Be Watchful of Your Child's Online Activities

As parents, we cannot simply sit back and let this narrative take its course; it must be within our disposition to do our best in protecting our children. First and foremost, we need to foster deeper and lasting relationships with our children that are built on love, respect and mutual trust.

Many would argue that the current generation of children, particularly those in the developed world are fortunate enough to enjoy a number of worldly benefits that previous generations simply did not have. From state-of-the-art educational facilities to sophisticated gadgets that could barely have been imagined, the world has moved forward significantly over the past few decades.

One of the greatest inventions of our time has been the World Wide Web. The very ability to share information instantly in a number of ways across the globe is truly astonishing. One is able to use the internet for both personal fulfilments, for example, to ascertain their ancestry dating back several centuries. For many children, the internet gives them the ability to do anything under the sun. The possibilities are endless - and it is this very fact which makes the internet a potentially dangerous tool.

On one hand, the internet can be a wonderful educational tool that children are increasingly expected to use to support their learning. But on the other, it gives them the access to engage in a multitude of harmful or even dangerous activities such as watching pornography and cyber bullying; more recently the worry is that children could even be groomed for sexual exploitation or radicalisation.

It is for this very reason that parents, as role models for their beloved ones, must be extremely wary of how their children use the internet, what they watch and with whom they communicate. Mobile phones, watches and tablets may be a fashion statement but they carry health hazards.

Teenagers and children today are being brought up in an environment where there is less emphasis on social interaction with their friends in the playgrounds or parks. It is becoming part of a school child's nature to now spend more time on social media platforms. This clearly does have benefits as it enables friends to stay in regular contact with one another, often with people that are difficult to access due to geographical constraints or other reasons. There is also other benefit from having open communications - a fantastic example would be LinkedIn which, although aimed at older students, enables aspiring young professionals to connect with one another to further and fulfil their career ambitions.

However, there are many big issues and potential dangers associated with social media platforms. The likes of Facebook and Twitter, despite their numerous benefits, are a potential breeding ground for hatred and bullying. There have been many tragic stories of how cyber bullying can lead to stress, problems at school and even cases of suicide among teenagers.

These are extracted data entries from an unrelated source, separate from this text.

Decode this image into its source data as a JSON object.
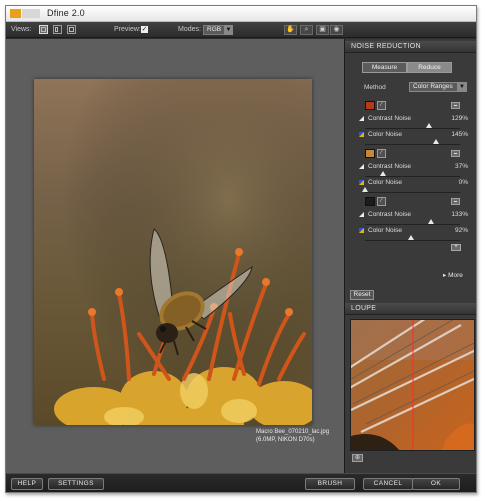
{
  "app": {
    "title": "Dfine 2.0"
  },
  "toolbar": {
    "views_label": "Views:",
    "preview_label": "Preview:",
    "preview_checked": "✓",
    "modes_label": "Modes:",
    "mode_value": "RGB"
  },
  "image": {
    "caption_line1": "Macro Bee_070210_lac.jpg",
    "caption_line2": "(6.0MP, NIKON D70s)"
  },
  "panel": {
    "header": "NOISE REDUCTION",
    "tabs": [
      "Measure",
      "Reduce"
    ],
    "method_label": "Method",
    "method_value": "Color Ranges",
    "groups": [
      {
        "swatch": "#b53a17",
        "contrast_label": "Contrast Noise",
        "contrast_value": "129%",
        "contrast_level": 0.67,
        "color_label": "Color Noise",
        "color_value": "145%",
        "color_level": 0.75
      },
      {
        "swatch": "#c08a3a",
        "contrast_label": "Contrast Noise",
        "contrast_value": "37%",
        "contrast_level": 0.19,
        "color_label": "Color Noise",
        "color_value": "0%",
        "color_level": 0.0
      },
      {
        "swatch": "#1c1c1c",
        "contrast_label": "Contrast Noise",
        "contrast_value": "133%",
        "contrast_level": 0.69,
        "color_label": "Color Noise",
        "color_value": "92%",
        "color_level": 0.48
      }
    ],
    "more_label": "More",
    "reset_label": "Reset",
    "loupe_header": "LOUPE"
  },
  "bottom": {
    "help": "HELP",
    "settings": "SETTINGS",
    "brush": "BRUSH",
    "cancel": "CANCEL",
    "ok": "OK"
  },
  "colors": {
    "accent_logo": "#e8a014",
    "panel_bg": "#3a3a3a",
    "canvas_bg": "#5e5e5e"
  }
}
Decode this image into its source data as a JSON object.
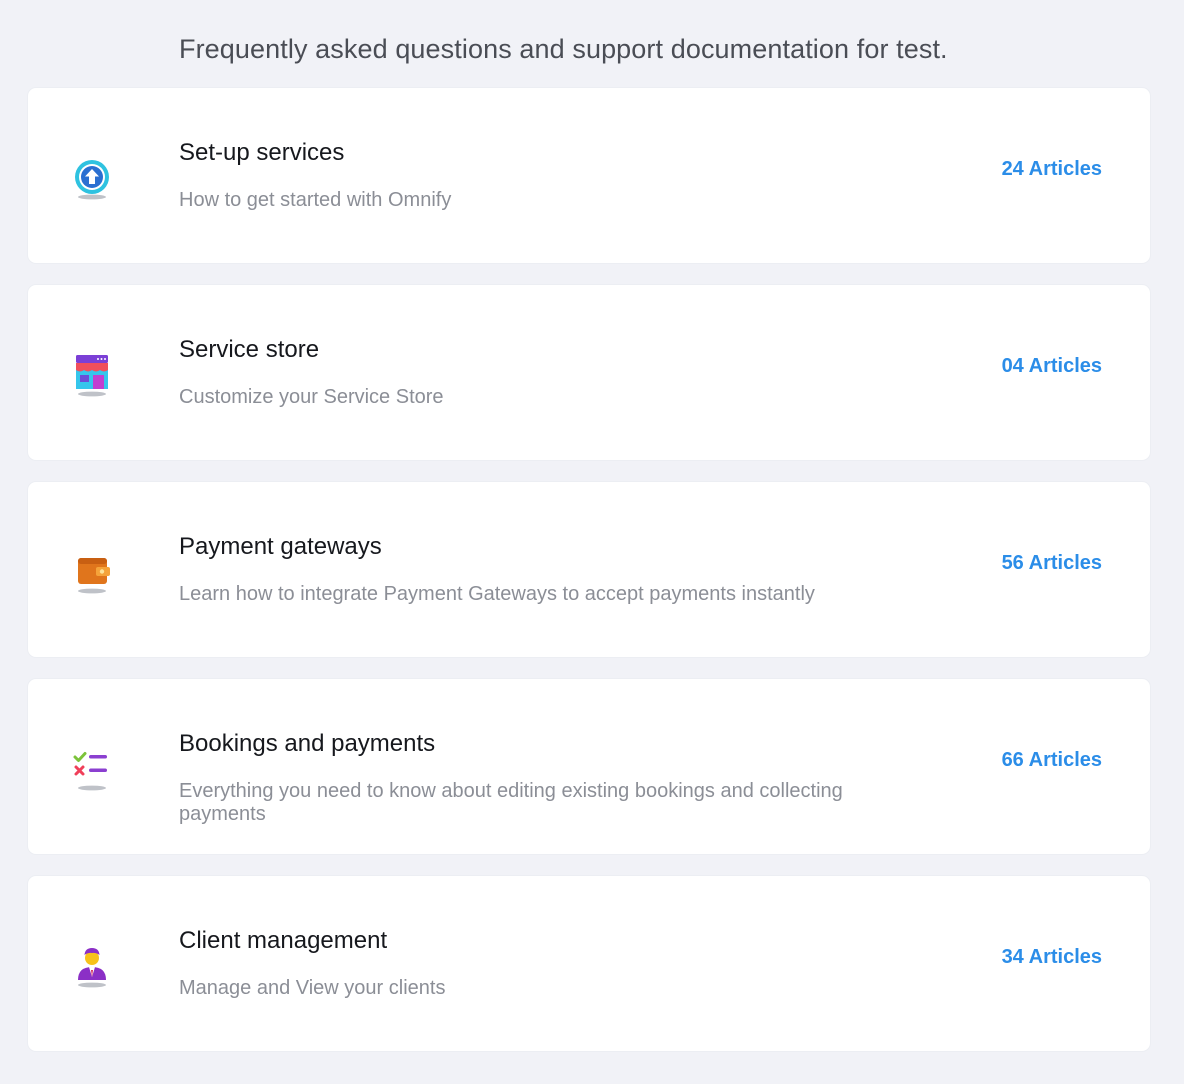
{
  "header": {
    "intro": "Frequently asked questions and support documentation for test."
  },
  "categories": [
    {
      "title": "Set-up services",
      "description": "How to get started with Omnify",
      "count": "24 Articles",
      "icon": "upload-arrow-icon"
    },
    {
      "title": "Service store",
      "description": "Customize your Service Store",
      "count": "04 Articles",
      "icon": "storefront-icon"
    },
    {
      "title": "Payment gateways",
      "description": "Learn how to integrate Payment Gateways to accept payments instantly",
      "count": "56 Articles",
      "icon": "wallet-icon"
    },
    {
      "title": "Bookings and payments",
      "description": "Everything you need to know about editing existing bookings and collecting payments",
      "count": "66 Articles",
      "icon": "checklist-icon"
    },
    {
      "title": "Client management",
      "description": "Manage and View your clients",
      "count": "34 Articles",
      "icon": "client-person-icon"
    }
  ],
  "colors": {
    "background": "#f1f2f7",
    "card": "#ffffff",
    "accent": "#2b8de8",
    "title": "#16181d",
    "description": "#8b8e96"
  }
}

Another danger involved with the web is the use of pornography and online dating. We live in an over-sexualised era where children are exposed to the opposite gender at an early age in a sexualised way. The adult industry is continuing to thrive and is growing to the extent that our children are, to a degree, feeling obliged to have physical relations with the opposite gender before they are ready. Rather than being considered for what they are, the opposite gender is constantly objectified - not least through online pornography and the profit-seeking advertisement industry.

Children are often impressionable and inexperienced in life; they can be further manipulated by the allure of 'online dating' - often taking the chance of meeting people they have never seen before. There have been far too many horror stories of how innocently planned dates have led to traumatic experiences, loss of innocence and even loss of life.

Most poignantly in this day and age, one of the greatest dangers that comes with this interconnected World Wide Web is that of radicalisation. Unlike the other dangers discussed earlier, the threat of radicalisation is not only harmful to single individuals and their families but to whole communities across the globe. What makes this especially worrying is that young children seem to find the appeal of terrorist groups - such as ISIL - more attractive, because of their slick propaganda of glamourising violence.

Vulnerable children who may feel out of place in a society, having little knowledge of their religion, disenchanted with the government's policy or for many of the other factors might be allured to 'fight back' as a means of expressing their disillusionment. In almost all instances of young children being radicalised online, the parents and families had no idea of what was happening to their loved ones. That this has been happening in front of our own very eyes behind a computer screen is a damning indictment of the threat we face.

As parents, we cannot simply sit back and let this narrative take its course; it must be within our disposition to do our best in protecting our children. First and foremost, we need to foster deeper and lasting relationships with our children that are built on love, respect and mutual trust. In doing so we must ensure that they feel comfortable in discussing any feelings and problems they may face at school or online.

Parents should make their best judgment, depending on the intellectual and emotional maturity of their children, when they should buy for them certain gadgets. Another useful tip at home may be to keep laptops or computers in communal areas so that children are subconsciously more wary of the pages they visit and click on. The use of parental controls to block certain content is another option that should be on the table. But the most important thing for parents to do is to continuously and lovingly talk with their child, individually and in a family setting, on all the issues that are relevant to them. This will not only help them grow with maturity and a strong sense of responsibility, it will also give them a sense of belonging to their own families.

Ultimately, we must acknowledge that in an ever-growing technological world we cannot and should not try to insulate our children from the world of technology. But we must be aware of the dangers that come with such a remarkable tool in order to make sure that our children make use of its myriad of benefits to develop into well-rounded adults, albeit without harm.